Assis sur une chaise sous une tente avec la mer derrière lui, le pape a écouté Christian Tango Mukaya, un réfugié de 30 ans originaire de la République démocratique du Congo qui se trouve dans le camp avec deux de ses enfants depuis un an. Il n’a pas eu de contact avec sa femme et son autre enfant depuis son arrivée. Mavrovouni, dont le périmètre est entouré de ciment, de barbelés et de la mer, a remplacé le tristement célèbre camp de Moria qui a brûlé l’année dernière. Le pape y a rendu visite à plusieurs familles à la fin de sa visite matinale. S’écartant du discours qu’il avait préparé, François a déclaré qu’il était « affligeant » d’entendre que certains dirigeants européens voulaient utiliser des fonds communs pour construire un mur et installer des barbelés pour empêcher les immigrants d’entrer.

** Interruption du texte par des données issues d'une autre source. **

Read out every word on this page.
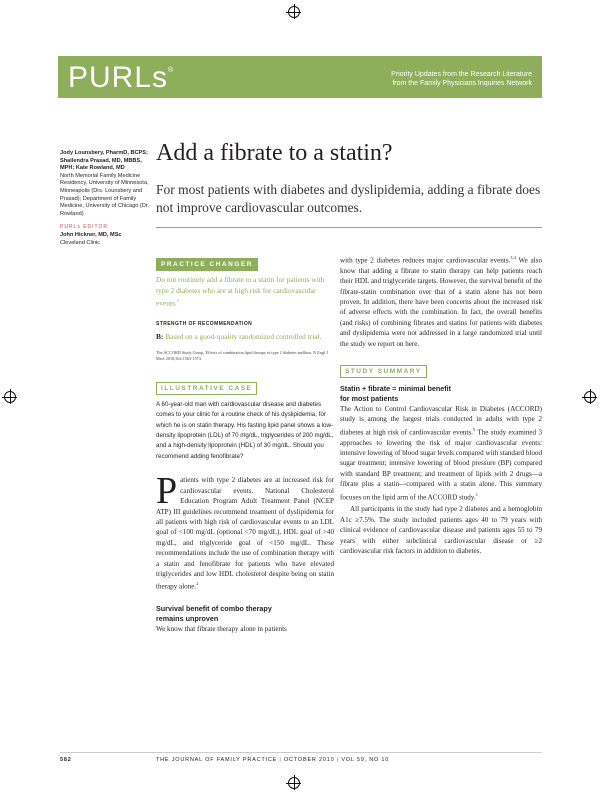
PURLs®
Priority Updates from the Research Literature
from the Family Physicians Inquiries Network
Jody Lounsbery, PharmD, BCPS; Shailendra Prasad, MD, MBBS, MPH; Kate Rowland, MD
North Memorial Family Medicine Residency, University of Minnesota, Minneapolis (Drs. Lounsbery and Prasad); Department of Family Medicine, University of Chicago (Dr. Rowland)
PURLs EDITOR
John Hickner, MD, MSc
Cleveland Clinic
Add a fibrate to a statin?
For most patients with diabetes and dyslipidemia, adding a fibrate does not improve cardiovascular outcomes.
PRACTICE CHANGER
Do not routinely add a fibrate to a statin for patients with type 2 diabetes who are at high risk for cardiovascular events.$^1$
STRENGTH OF RECOMMENDATION
B: Based on a good-quality randomized controlled trial.
The ACCORD Study Group. Effects of combination lipid therapy in type 2 diabetes mellitus. N Engl J Med. 2010;362:1563-1574.
ILLUSTRATIVE CASE
A 60-year-old man with cardiovascular disease and diabetes comes to your clinic for a routine check of his dyslipidemia, for which he is on statin therapy. His fasting lipid panel shows a low-density lipoprotein (LDL) of 70 mg/dL, triglycerides of 200 mg/dL, and a high-density lipoprotein (HDL) of 30 mg/dL. Should you recommend adding fenofibrate?
Patients with type 2 diabetes are at increased risk for cardiovascular events. National Cholesterol Education Program Adult Treatment Panel (NCEP ATP) III guidelines recommend treatment of dyslipidemia for all patients with high risk of cardiovascular events to an LDL goal of <100 mg/dL (optional <70 mg/dL), HDL goal of >40 mg/dL, and triglyceride goal of <150 mg/dL. These recommendations include the use of combination therapy with a statin and fenofibrate for patients who have elevated triglycerides and low HDL cholesterol despite being on statin therapy alone.$^2$
Survival benefit of combo therapy
remains unproven
We know that fibrate therapy alone in patients
with type 2 diabetes reduces major cardiovascular events.$^{3,4}$ We also know that adding a fibrate to statin therapy can help patients reach their HDL and triglyceride targets. However, the survival benefit of the fibrate-statin combination over that of a statin alone has not been proven. In addition, there have been concerns about the increased risk of adverse effects with the combination. In fact, the overall benefits (and risks) of combining fibrates and statins for patients with diabetes and dyslipidemia were not addressed in a large randomized trial until the study we report on here.
STUDY SUMMARY
Statin + fibrate = minimal benefit
for most patients
The Action to Control Cardiovascular Risk in Diabetes (ACCORD) study is among the largest trials conducted in adults with type 2 diabetes at high risk of cardiovascular events.$^5$ The study examined 3 approaches to lowering the risk of major cardiovascular events: intensive lowering of blood sugar levels compared with standard blood sugar treatment; intensive lowering of blood pressure (BP) compared with standard BP treatment; and treatment of lipids with 2 drugs—a fibrate plus a statin—compared with a statin alone. This summary focuses on the lipid arm of the ACCORD study.$^1$
All participants in the study had type 2 diabetes and a hemoglobin A1c ≥7.5%. The study included patients ages 40 to 79 years with clinical evidence of cardiovascular disease and patients ages 55 to 79 years with either subclinical cardiovascular disease or ≥2 cardiovascular risk factors in addition to diabetes.
582	THE JOURNAL OF FAMILY PRACTICE | OCTOBER 2010 | VOL 59, NO 10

« Nous sommes dans l’ère des murs et des barbelés », a-t-il déclaré. Le Premier ministre polonais Mateusz Morawiecki a demandé à l’UE de financer conjointement un mur frontalier afin d’endiguer la marée de migrants en provenance du Moyen-Orient et arrivant en Pologne via le Bélarus. Aussi sinistre et déprimant que soit Mavrovouni, c’est tout de même une nette amélioration par rapport à Moria, que les groupes de défense des droits de l’homme ont décrié pour ses conditions sordides et surpeuplées. La Grèce est depuis longtemps le principal point d’entrée dans l’Union européenne pour les migrants et les réfugiés fuyant la guerre et la pauvreté au Moyen-Orient, en Asie et en Afrique. Des centaines de milliers de personnes sont arrivées sur les plages de Lesbos en 2015 après avoir traversé sur des bateaux depuis la Turquie. Joshue, un réfugié de 18 ans originaire du Congo, était parmi ceux qui ont accueilli la visite du pape. « Ce n’est pas comme l’entendre de loin, il est venu sur le terrain pour voir comment nous vivons, pour voir comment les choses se passent ici, donc cela nous donne de l’espoir et de la force de savoir qu’un tel leader pense à nous », a-t-il déclaré.